Eurozone CPI came in hotter for a fifth straight month, but not quite as bad as feared and China PMI’s came in mixed. China also announced a relaxation of floor rates on mortgages for first home buyers, while the PBOC injected large scale liquidity ahead of the Golden Week holiday.

Geopolitical headlines are in focus as the US and EU prepare additional sanctions on Russia in response to Putin’s planned annexation of four Ukraine territories.

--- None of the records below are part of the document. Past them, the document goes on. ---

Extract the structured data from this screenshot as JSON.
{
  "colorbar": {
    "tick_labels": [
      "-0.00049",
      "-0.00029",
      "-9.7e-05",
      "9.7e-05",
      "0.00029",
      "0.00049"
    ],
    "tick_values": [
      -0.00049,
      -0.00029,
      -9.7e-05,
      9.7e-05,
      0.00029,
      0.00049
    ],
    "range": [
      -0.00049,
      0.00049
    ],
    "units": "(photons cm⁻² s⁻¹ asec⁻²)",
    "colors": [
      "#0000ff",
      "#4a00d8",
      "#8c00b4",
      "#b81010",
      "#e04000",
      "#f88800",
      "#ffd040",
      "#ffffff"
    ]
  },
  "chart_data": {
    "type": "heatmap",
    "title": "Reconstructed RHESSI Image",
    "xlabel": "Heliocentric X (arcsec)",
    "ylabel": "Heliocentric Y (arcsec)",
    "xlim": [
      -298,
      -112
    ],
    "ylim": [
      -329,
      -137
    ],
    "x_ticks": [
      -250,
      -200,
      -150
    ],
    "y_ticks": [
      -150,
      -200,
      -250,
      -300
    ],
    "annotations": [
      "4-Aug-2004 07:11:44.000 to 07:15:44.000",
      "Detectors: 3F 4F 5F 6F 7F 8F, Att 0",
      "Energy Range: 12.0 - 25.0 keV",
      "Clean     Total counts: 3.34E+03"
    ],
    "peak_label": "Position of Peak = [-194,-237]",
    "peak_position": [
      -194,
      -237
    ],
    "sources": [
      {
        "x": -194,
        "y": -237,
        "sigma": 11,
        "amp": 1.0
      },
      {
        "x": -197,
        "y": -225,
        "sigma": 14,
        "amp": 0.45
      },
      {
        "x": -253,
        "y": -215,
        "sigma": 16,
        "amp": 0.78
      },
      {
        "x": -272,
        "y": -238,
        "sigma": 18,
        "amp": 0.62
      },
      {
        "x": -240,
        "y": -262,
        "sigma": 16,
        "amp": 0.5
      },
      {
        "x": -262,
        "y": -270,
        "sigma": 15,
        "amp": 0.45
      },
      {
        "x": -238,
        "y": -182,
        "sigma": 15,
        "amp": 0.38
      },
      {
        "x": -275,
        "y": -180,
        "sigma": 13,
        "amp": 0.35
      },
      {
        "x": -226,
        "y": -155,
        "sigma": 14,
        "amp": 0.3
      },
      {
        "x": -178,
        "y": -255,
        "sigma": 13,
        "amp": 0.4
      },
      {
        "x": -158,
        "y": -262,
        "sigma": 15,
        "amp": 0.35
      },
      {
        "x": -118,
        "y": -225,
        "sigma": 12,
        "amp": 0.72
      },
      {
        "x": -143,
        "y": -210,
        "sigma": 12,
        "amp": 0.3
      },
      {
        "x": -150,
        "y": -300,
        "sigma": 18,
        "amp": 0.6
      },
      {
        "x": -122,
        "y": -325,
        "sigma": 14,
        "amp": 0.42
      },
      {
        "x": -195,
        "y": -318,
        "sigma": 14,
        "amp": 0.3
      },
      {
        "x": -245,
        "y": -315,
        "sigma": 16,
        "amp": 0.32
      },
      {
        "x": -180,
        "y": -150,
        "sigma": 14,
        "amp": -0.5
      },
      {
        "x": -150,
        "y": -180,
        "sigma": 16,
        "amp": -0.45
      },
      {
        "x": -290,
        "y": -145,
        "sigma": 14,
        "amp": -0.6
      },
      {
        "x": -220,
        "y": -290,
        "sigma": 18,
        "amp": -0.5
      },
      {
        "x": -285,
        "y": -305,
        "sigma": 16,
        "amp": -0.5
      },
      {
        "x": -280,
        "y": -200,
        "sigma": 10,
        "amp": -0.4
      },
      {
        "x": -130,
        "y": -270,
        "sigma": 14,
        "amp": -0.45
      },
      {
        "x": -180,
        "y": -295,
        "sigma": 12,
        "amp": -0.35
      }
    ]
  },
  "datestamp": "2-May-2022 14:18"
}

The S&P 500 (SPX) is in deep oversold territory and just beyond levels we saw prior to the +17% summer reflex rally. Equity sentiment is at record bearish extremes and large non-bank cash holdings provide a major backstop for both bonds and stocks. Correlation between the two major asset classes has converged toward 1 and we expect an imminent reversal to occur in both markets simultaneously.  A reversal in the SPX will likely be preceded by a short period (1-2 days) of momentum dispersion or a capitulation trade with over-owned names cascading lower.  The former path is preferred because it’s more orderly and allows some time to add equity exposure.  The capitulation-based path is easier to identify and will likely include an intraday breach of strong technical support at ~3500 before reversing higher. Terminal rate expectations have been the dominant cross market for equities since late-Q1 and any reflex rally will likely follow a lower terminal rate.  The Fed’s updated dot plot from the September 21 meeting suggested March’23 rate ceiling of 4.50%.  Terminal rate expectations peaked on September 23 at 4.67% and have mean reverted to 4.46% today.  The distance below or above 4.50% will likely determine the near-term direction for the SPX.